7. Prevention of Obesity-Related HCC via the Nutraceutical Approach—BCAA and GTCs Effectively Prevent Obesity-Related Liver Carcinogenesis

In addition to established risk factors such as hepatitis and alcohol consumption, obesity and its related metabolic abnormalities increase the risk of HCC [6-8,11]. NASH is also an important pathological condition when considering the prevention of obesity-related HCC because it progresses to cirrhosis and finally develops into HCC [53,54]. In order to elucidate the pathogenesis of obesity-and NASH-associated HCC and evaluate the mechanisms of how chemopreventive agents suppress these diseases, we developed a useful preclinical model using db/db mice and a liver carcinogen N-diethylnitrosamine (DEN) [101]. We found that db/db mice, which have severe steatosis, are more susceptible to DEN-induced liver tumorigenesis than the genetic control mice, and this oncogenic sensitivity is associated with the activation of the IGF/IGF-1R axis and induction of chronic inflammation in the liver [13,101-103].

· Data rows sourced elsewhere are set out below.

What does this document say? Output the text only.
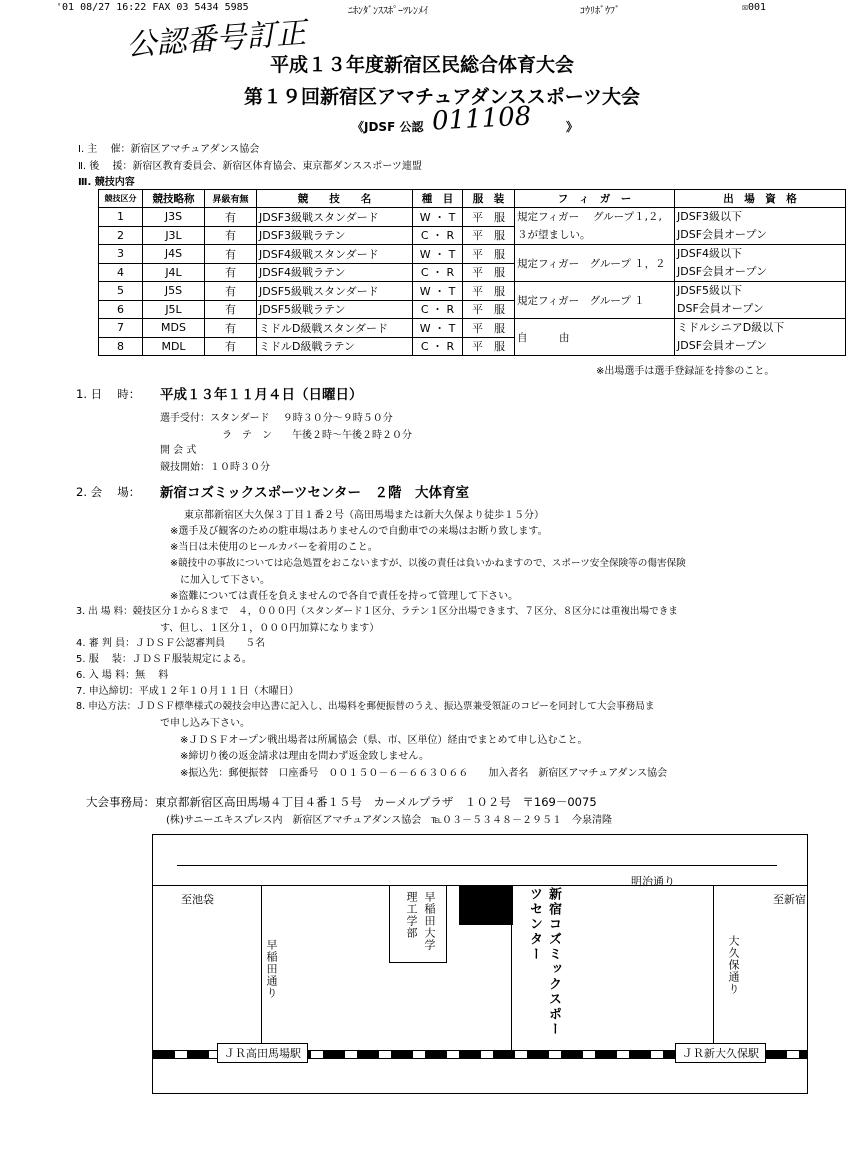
'01 08/27 16:22 FAX 03 5434 5985	ﾆﾎﾝﾀﾞﾝｽｽﾎﾟｰﾂﾚﾝﾒｲ	ｺｳﾘﾎﾞｳﾌﾞ	☒001
公認番号訂正
平成１３年度新宿区民総合体育大会
第１９回新宿区アマチュアダンススポーツ大会
《JDSF 公認 011108	》
Ⅰ. 主　 催：新宿区アマチュアダンス協会
Ⅱ. 後　 援：新宿区教育委員会、新宿区体育協会、東京都ダンススポーツ連盟
Ⅲ. 競技内容
競技区分	競技略称	昇級有無	競　　技　　名	種　目	服　装	フ　ィ　ガ　ー	出　場　資　格
1	J3S	有	JDSF3級戦スタンダード	W ・ T	平　服	規定フィガー　 グループ１,２,３が望ましい。	JDSF3級以下
JDSF会員オープン

2	J3L	有	JDSF3級戦ラテン	C ・ R	平　服		
3	J4S	有	JDSF4級戦スタンダード	W ・ T	平　服	規定フィガー　グループ １，２	JDSF4級以下
JDSF会員オープン

4	J4L	有	JDSF4級戦ラテン	C ・ R	平　服		
5	J5S	有	JDSF5級戦スタンダード	W ・ T	平　服	規定フィガー　グループ １	JDSF5級以下
DSF会員オープン

6	J5L	有	JDSF5級戦ラテン	C ・ R	平　服		
7	MDS	有	ミドルD級戦スタンダード	W ・ T	平　服	自　　　由	ミドルシニアD級以下
JDSF会員オープン

8	MDL	有	ミドルD級戦ラテン	C ・ R	平　服		
※出場選手は選手登録証を持参のこと。
1. 日　 時： 平成１３年１１月４日（日曜日）
選手受付：スタンダード　 ９時３０分～９時５０分
ラ　テ　ン　　午後２時～午後２時２０分
開 会 式
競技開始：１０時３０分
2. 会　 場： 新宿コズミックスポーツセンター　２階　大体育室
東京都新宿区大久保３丁目１番２号（高田馬場または新大久保より徒歩１５分）
※選手及び観客のための駐車場はありませんので自動車での来場はお断り致します。
※当日は未使用のヒールカバーを着用のこと。
※競技中の事故については応急処置をおこないますが、以後の責任は負いかねますので、スポーツ安全保険等の傷害保険
に加入して下さい。
※盗難については責任を負えませんので各自で責任を持って管理して下さい。
3. 出 場 料：競技区分１から８まで　４，０００円（スタンダード１区分、ラテン１区分出場できます、７区分、８区分には重複出場できま
す、但し、１区分１，０００円加算になります）
4. 審 判 員：ＪＤＳＦ公認審判員　　５名
5. 服　 装：ＪＤＳＦ服装規定による。
6. 入 場 料：無　 料
7. 申込締切：平成１２年１０月１１日（木曜日）
8. 申込方法：ＪＤＳＦ標準様式の競技会申込書に記入し、出場料を郵便振替のうえ、振込票兼受領証のコピーを同封して大会事務局ま
で申し込み下さい。
※ＪＤＳＦオープン戦出場者は所属協会（県、市、区単位）経由でまとめて申し込むこと。
※締切り後の返金請求は理由を問わず返金致しません。
※振込先：郵便振替　口座番号　００１５０－６－６６３０６６　　加入者名　新宿区アマチュアダンス協会
大会事務局：東京都新宿区高田馬場４丁目４番１５号　カーメルプラザ　１０２号　〒169－0075
(株)サニーエキスプレス内　新宿区アマチュアダンス協会　℡０３－５３４８－２９５１　今泉清隆
◀
至池袋	至新宿
明治通り
早稲田通り	大久保通り
早稲田大学
理工学部	新宿コズミックスポーツセンター
ＪＲ高田馬場駅	ＪＲ新大久保駅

Using this experimental model, we also investigated the possible inhibitory effects of BCAA and EGCG on obesity-related liver tumorigenesis. We found that BCAA supplementation significantly suppressed the development of hepatic preneoplastic lesions, known as foci of cellular alteration (FCA), in obese and diabetic db/db mice by inhibiting the expression of IGF-1, IGF-2, and IGF-1R in the liver [101]. The development of liver neoplasms, including hepatic adenoma and HCC, was also reduced by BCAA supplementation and this was associated with improvement of insulin resistance, reduction of serum levels of leptin, and attenuation of hepatic steatosis and fibrosis [101]. Yoshiji et al. [104] also reported that the chemopreventive effect exerted by BCAA supplementation against HCC in obese and diabetic rats was associated with the suppression of vascular endothelial growth factor expression and hepatic neovascularization. In addition, drinking water containing EGCG significantly inhibited the development of FCA and hepatic adenoma, and improved hepatic steatosis [103]. The serum levels of insulin, IGF-1, and IGF-2 and the phosphorylation of the IGF-1R, ERK, Akt, and GSK-3β proteins in the liver were reduced by EGCG consumption [103]. EGCG also decreased the levels of free fatty acids and TNF-α in the serum and the expression of TNF-α, IL-6, IL-1β, and IL-18 mRNAs in the liver, indicating that it prevents obesity-related liver tumorigenesis by inhibiting the IGF/IGF-1R axis, improving hyperinsulinemia, and attenuating chronic inflammation [103]. Thus, both BCAA and GTCs may be useful for the chemoprevention of liver carcinogenesis in obese individuals (Figure 3).

Figure 3

Mechanisms of action of GTCs and BCAA in the inhibition of obesity-related liver carcinogenesis.

8. Conclusions

In the present social and medical circumstances, the consequences of obesity and its related metabolic abnormalities, including cancer, are critical issues that need to be resolved. Among human cancers, CRC and HCC are the most representative malignancies affected by obesity. In this review, we indicate the possibility that the nutraceutical approach for targeting and restoring metabolic homeostasis may be a promising strategy to prevent the development of obesity-related CRC and HCC. Tea catechins, especially GTCs, are considered one of the most practical agents for the prevention of obesity-related carcinogenesis because the safety and efficacy of GTCs as chemopreventive agents have been demonstrated in recent interventional trials [69,71]. BCAA is also a feasible agent because its preparations are widely used in clinical practice for patients with chronic liver diseases, and a randomized controlled trial has shown that BCAA supplementation can prevent HCC in such patients who are obese [8,20]. Thus, active intervention using GTCs and BCAA might be an effective approach for the chemoprevention of obesity-related CRC and HCC.